The Parable of Mountain and Sea - ID
Bagi makhluk seperti Li Bu Ren, murni ciptaan kehancuran, emosi seperti "rasa takut" nyaris tidak ada.
Alasan ia memiliki kekuatan tak terbatas namun tak berani menggunakannya berpangkal pada "naluri" murni.
Saat pikiran untuk memanfaatkan kekuatan immortal spiritual force yang tak terbatas itu muncul dalam benaknya, pemandangan tak bertepi Infinite Sea akan kembali terhampar di hadapan matanya.
Ombak raksasa, dengan setiap tetesannya membendung bobot triliunan tahun sejarah, akan mengamuk melewati saluran yang telah ia buka menuju Infinite Sea dan menghantam segala hal, menenggelamkan seluruh makhluk di dunia, bahkan Great Dao langit dan bumi. Tak ada yang akan bertahan di alam fana.
Tekanan yang tak terlukakan ini membuat Li Bu Ren tak mampu menekan "tombol" tak kasatmata itu, meskipun kekuatannya sudah ada di sana, dalam genggamannya.
Melampaui tekanan dari Infinite Sea yang agung itu sendiri, yang lebih mengkhawatirkan Li Bu Ren adalah entitas-entitas mengerikan yang tersembunyi di kedalaman laut tersebut, makhluk-makhluk yang belum pernah ia lihat. Riak kosong yang ditimbulkan oleh pikiran mereka saat menyadari [Truth] saja sudah cukup untuk membangkitkan badai di Infinite Sea.
Sejak kembali ke kenyataan, Li Fan telah berusaha berkomunikasi dengan [Truth] untuk mempelajari lebih dalam tentang Infinite Sea, namun ia tidak menerima respons sama sekali.
Untungnya, hal yang sedikit menenangkan Li Fan adalah kekuatan [Truth] tampak tidak terpengaruh dalam waktu nyata.
ia masih bisa mengaktifkannya dengan satu pikiran saja. [Truth] kemungkinan sedang dalam kondisi pikiran yang buruk, terlalu lesu untuk membalas.
Tapi pemandangan-pemandangan yang ia saksikan selama perjanan singkatnya ke Infinite Sea memaksa Li Fan merenungkan banyak hal.
Misalnya, kenyataan bahwa Infinite Sea tampaknya memiliki hubungan mendalam dengan Dao Annihilation Calamity.
Dan bahwa [Truth] pasti memiliki hubungan yang dalam dan kuno dengan Infinite Sea.

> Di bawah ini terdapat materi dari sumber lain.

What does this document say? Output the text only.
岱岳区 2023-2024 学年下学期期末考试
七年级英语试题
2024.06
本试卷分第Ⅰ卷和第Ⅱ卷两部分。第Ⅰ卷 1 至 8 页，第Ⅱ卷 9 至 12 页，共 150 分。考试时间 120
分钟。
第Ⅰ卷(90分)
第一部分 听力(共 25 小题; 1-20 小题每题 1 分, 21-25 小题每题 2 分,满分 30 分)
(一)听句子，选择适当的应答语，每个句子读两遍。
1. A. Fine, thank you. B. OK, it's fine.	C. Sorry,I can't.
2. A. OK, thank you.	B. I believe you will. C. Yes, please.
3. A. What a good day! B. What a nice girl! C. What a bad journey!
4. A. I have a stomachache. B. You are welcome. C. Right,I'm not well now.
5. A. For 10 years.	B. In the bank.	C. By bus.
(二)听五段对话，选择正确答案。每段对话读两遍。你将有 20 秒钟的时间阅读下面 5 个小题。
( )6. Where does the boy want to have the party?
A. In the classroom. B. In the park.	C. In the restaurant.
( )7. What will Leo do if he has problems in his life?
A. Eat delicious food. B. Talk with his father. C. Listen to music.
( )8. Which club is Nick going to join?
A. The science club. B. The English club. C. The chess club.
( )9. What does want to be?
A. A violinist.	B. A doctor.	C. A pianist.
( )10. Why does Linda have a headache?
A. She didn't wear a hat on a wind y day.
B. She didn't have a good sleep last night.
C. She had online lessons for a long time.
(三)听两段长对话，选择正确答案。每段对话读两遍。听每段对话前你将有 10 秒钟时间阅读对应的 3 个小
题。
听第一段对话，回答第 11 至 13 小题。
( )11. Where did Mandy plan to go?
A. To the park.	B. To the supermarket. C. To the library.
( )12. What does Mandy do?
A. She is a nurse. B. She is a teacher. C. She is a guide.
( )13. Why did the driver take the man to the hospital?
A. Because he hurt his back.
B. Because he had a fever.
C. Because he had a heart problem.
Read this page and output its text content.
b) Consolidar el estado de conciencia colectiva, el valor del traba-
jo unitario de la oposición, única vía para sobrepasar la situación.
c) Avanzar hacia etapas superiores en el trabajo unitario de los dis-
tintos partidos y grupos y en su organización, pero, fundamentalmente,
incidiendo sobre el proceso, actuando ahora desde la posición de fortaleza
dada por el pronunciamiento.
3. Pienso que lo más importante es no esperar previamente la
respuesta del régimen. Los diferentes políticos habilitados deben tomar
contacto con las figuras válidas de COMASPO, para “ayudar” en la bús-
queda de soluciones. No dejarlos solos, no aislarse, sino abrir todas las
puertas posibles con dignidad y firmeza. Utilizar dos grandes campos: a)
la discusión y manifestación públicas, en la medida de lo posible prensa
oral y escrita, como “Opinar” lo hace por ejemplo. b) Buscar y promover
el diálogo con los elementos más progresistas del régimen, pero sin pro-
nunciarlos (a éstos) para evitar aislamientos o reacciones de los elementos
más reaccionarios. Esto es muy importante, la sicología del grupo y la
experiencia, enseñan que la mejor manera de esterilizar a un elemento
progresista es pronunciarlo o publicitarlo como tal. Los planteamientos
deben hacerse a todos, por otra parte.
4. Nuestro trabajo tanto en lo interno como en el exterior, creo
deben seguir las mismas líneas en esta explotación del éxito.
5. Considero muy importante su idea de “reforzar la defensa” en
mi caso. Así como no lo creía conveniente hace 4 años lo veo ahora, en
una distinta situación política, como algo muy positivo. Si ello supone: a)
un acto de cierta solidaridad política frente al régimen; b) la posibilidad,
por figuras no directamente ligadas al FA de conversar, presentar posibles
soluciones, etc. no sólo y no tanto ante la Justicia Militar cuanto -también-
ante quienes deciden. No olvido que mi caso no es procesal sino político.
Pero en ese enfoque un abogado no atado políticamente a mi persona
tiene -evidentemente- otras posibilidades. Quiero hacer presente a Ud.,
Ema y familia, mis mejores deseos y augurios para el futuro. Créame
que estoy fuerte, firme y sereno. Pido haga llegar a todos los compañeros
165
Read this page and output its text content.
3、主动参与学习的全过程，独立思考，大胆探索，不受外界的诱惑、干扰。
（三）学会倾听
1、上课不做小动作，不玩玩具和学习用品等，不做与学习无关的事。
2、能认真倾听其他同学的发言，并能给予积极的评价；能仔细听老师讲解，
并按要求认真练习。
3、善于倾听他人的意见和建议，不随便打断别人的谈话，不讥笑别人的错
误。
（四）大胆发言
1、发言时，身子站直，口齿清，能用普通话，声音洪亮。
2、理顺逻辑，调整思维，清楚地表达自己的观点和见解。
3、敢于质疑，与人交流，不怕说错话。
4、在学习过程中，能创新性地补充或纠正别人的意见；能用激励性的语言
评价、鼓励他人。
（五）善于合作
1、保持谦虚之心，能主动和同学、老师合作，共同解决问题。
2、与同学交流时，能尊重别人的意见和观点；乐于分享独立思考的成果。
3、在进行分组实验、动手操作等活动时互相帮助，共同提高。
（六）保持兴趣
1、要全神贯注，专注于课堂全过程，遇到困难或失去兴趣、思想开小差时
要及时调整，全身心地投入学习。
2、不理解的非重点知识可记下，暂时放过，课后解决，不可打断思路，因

Kemungkinan besar, ia adalah kenalan lama dari makhluk-makhluk menakutkan yang tidak dikenal, mengintai di bawah gelombangnya.
"Virtualisasi segala hal, kembali ke titik jangkar awal."
"Infinite Sea itu, yang ada di atas dunia-dunia tak berujung... aku bertanya-tanya apakah ia juga terputar kembali..."
Sebuah kenyataan yang luar biasa berat, namun tak terhindarkan, telah diletakkan tepat di depan Li Fan.
Selama ini, seiring kemajuan ranah kultivasi Li Fan, pemahamannya terhadap kemampuan [Truth] juga berkembang. Dari yang awalnya tampak agak kesulitan saat menghadapi True Immortal, hingga mampu menciptakan fragmen garis waktu terpisah yang disebut [Unending Samsara] dari ketiadaan, tampaknya tidak ada akhir dari kekuatannya.
Tapi hari ini, setelah menggunakan metode-metode yang ditinggalkan oleh Immortal World kuno untuk melompat dan terhubung ke Infinite Sea, Li Fan tampaknya akhirnya menyaksikan batas dari [Truth].
"Makhluk-makhluk menakutkan yang tersembunyi di Infinite Sea tampaknya adalah kenalan lama [Truth]. Jika mereka adalah makhluk setingkat, aku khawatir kekuatan regresi [Truth] mungkin tidak akan berhasil pada mereka."
"Tapi untuk memastikan hal ini, aku perlu memasuki Infinite Sea sekali lagi di kehidupan berikutnya. Namun..."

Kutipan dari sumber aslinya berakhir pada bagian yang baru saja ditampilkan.